Von Béziers bekamen wir eine Verbindung über Toulouse nach Lourdes, wo wir gerade rechtzeitig zur Abendprozession eintrafen. Wir trotteten den Hügel hinunter und mischten uns unter die Wallfahrer, die sich aus allen Richtungen dem Pilgerstrom anschlossen, der sich in Richtung Grotte bewegte. Wir hatten ein ruhiges Städtchen erwartet, mit ein paar um eine tröpfelnde Quelle versammelten Nonnen, stattdessen fühlte ich mich, als würde ich inmitten einer Menschenmasse nach einem Fußßballspiel stecken. Vollgestopft mit Pizzerias, Dönerbuden und grell erleuchteten Bars, war Lourdes das S’Arenal der Christenheit. Ein Souvenirladen reihte sich an den nächsten, mit Namen wie »A la Grâce de Dieu« oder »Mystères de Marie«. Jeder von ihnen versuchte, die Konkurrenz mit seiner Auswahl an Gedenktassen, Fächern, Türstoppern und Jesus-Feuerzeugen zu übertrumpfen. Verwirrt grinsend deutete Jem auf eine 30 Zentimeter große fluoreszierende Statue der Jungfrau Maria, die schräg über uns aufgehängt war.

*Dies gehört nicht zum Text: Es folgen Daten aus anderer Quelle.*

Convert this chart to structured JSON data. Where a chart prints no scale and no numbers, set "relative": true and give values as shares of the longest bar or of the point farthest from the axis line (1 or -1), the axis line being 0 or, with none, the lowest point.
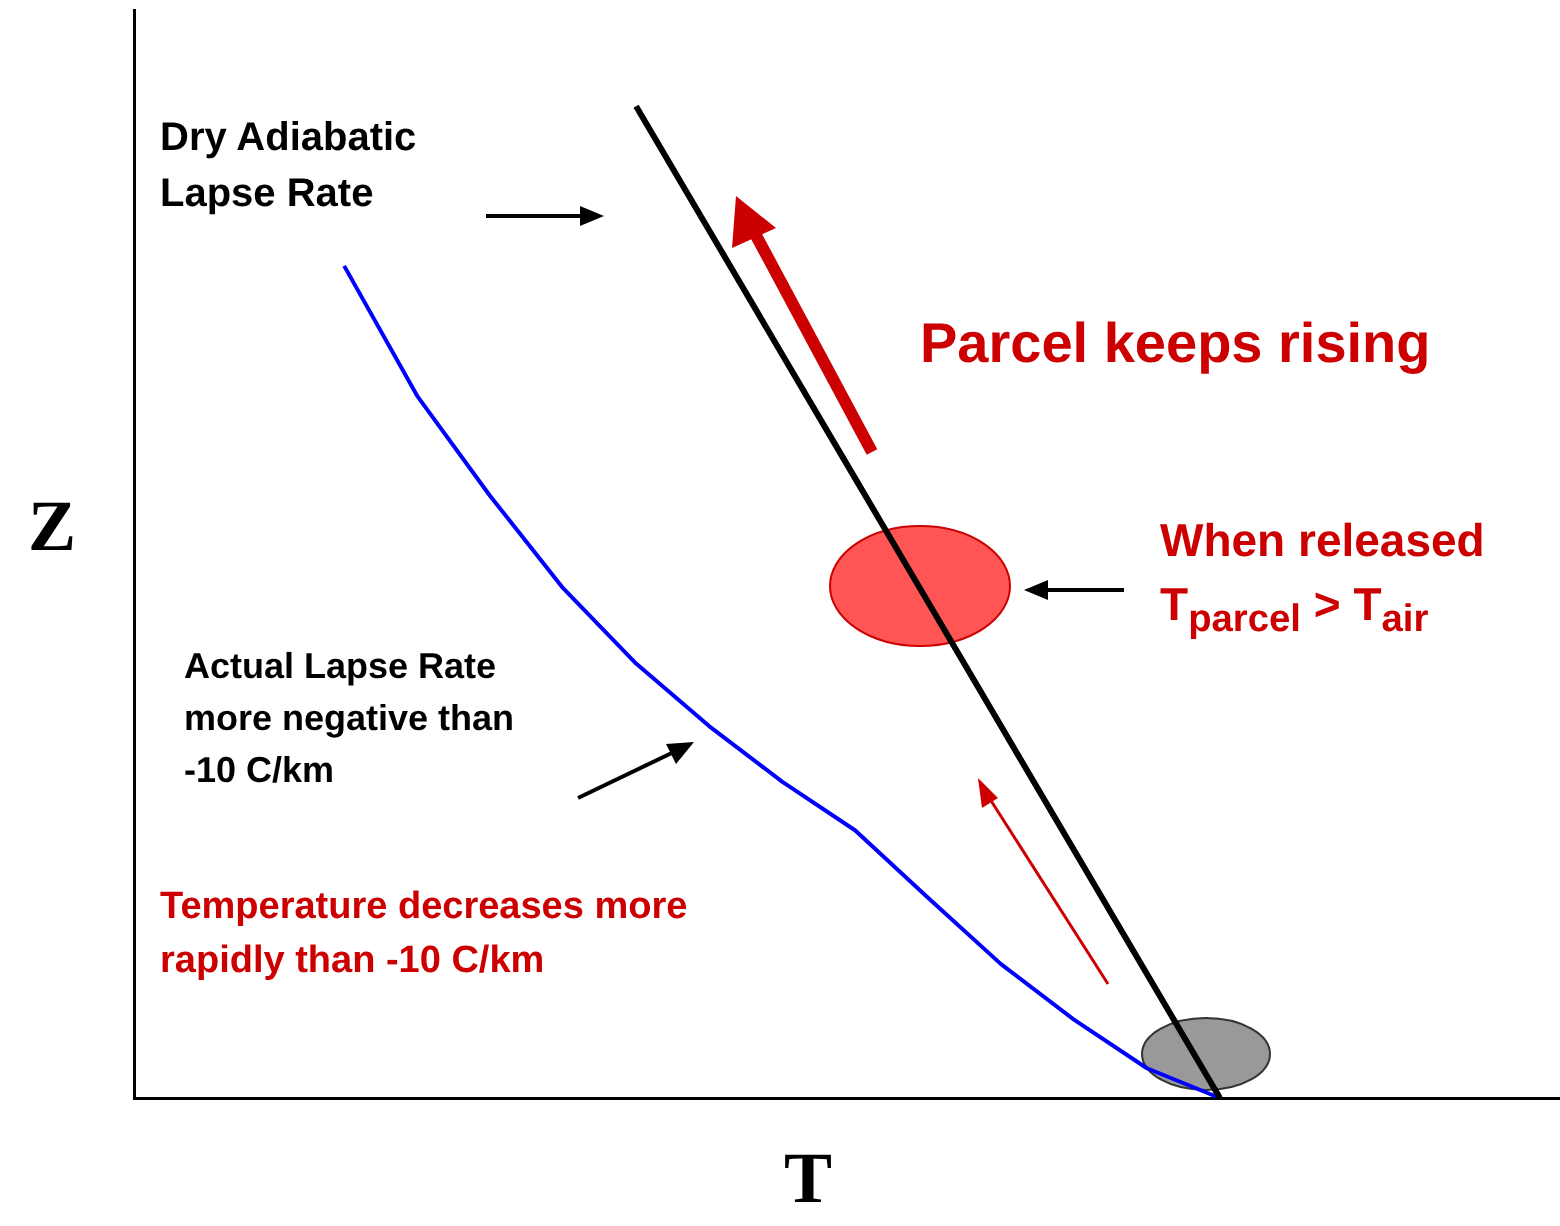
{
  "chart_data": {
    "type": "line",
    "relative": true,
    "xlabel": "T",
    "ylabel": "Z",
    "legend": false,
    "marker": "none",
    "line_style": "solid",
    "categories": [
      null,
      null,
      null,
      null,
      null,
      null,
      null,
      null,
      null,
      null,
      null,
      null,
      null
    ],
    "series": [
      {
        "color": "#000000",
        "values": [
          null,
          null,
          null,
          null,
          1,
          0.875,
          0.75,
          0.625,
          0.5,
          0.375,
          0.25,
          0.125,
          0
        ]
      },
      {
        "color": "#0000ff",
        "values": [
          0.839,
          0.708,
          0.607,
          0.514,
          0.438,
          0.375,
          0.319,
          0.27,
          0.202,
          0.135,
          0.079,
          0.03,
          0
        ]
      }
    ],
    "annotations": [
      "Dry Adiabatic\nLapse Rate",
      "Parcel keeps rising",
      "When released\nT$_{parcel}$ > T$_{air}$",
      "Actual Lapse Rate\nmore negative than\n-10 C/km",
      "Temperature decreases more\nrapidly than -10 C/km"
    ]
  }
}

»Kannst du dir vorstellen, du wachst nachts auf und dieses Ding starrt dich an?«
»Oder soll dein Auto vielleicht nach dem Papst riechen?«, fragte ich zurück und zeigte auf eine Kollektion von Autosprays, die angeblich den Duft von Heiligen verströmten.
»Wie riecht denn Jeanne d’Arc? Wie Holzkohle?«
Jeder dieser Religionssupermärkte war vollgestopft mit Ansichtskarten, Rosenkränzen, Schneekugeln, Gemälden, Weihrauch und Wunderwasserfläschchen. Je näher man der Grotte kam, desto teurer wurde es.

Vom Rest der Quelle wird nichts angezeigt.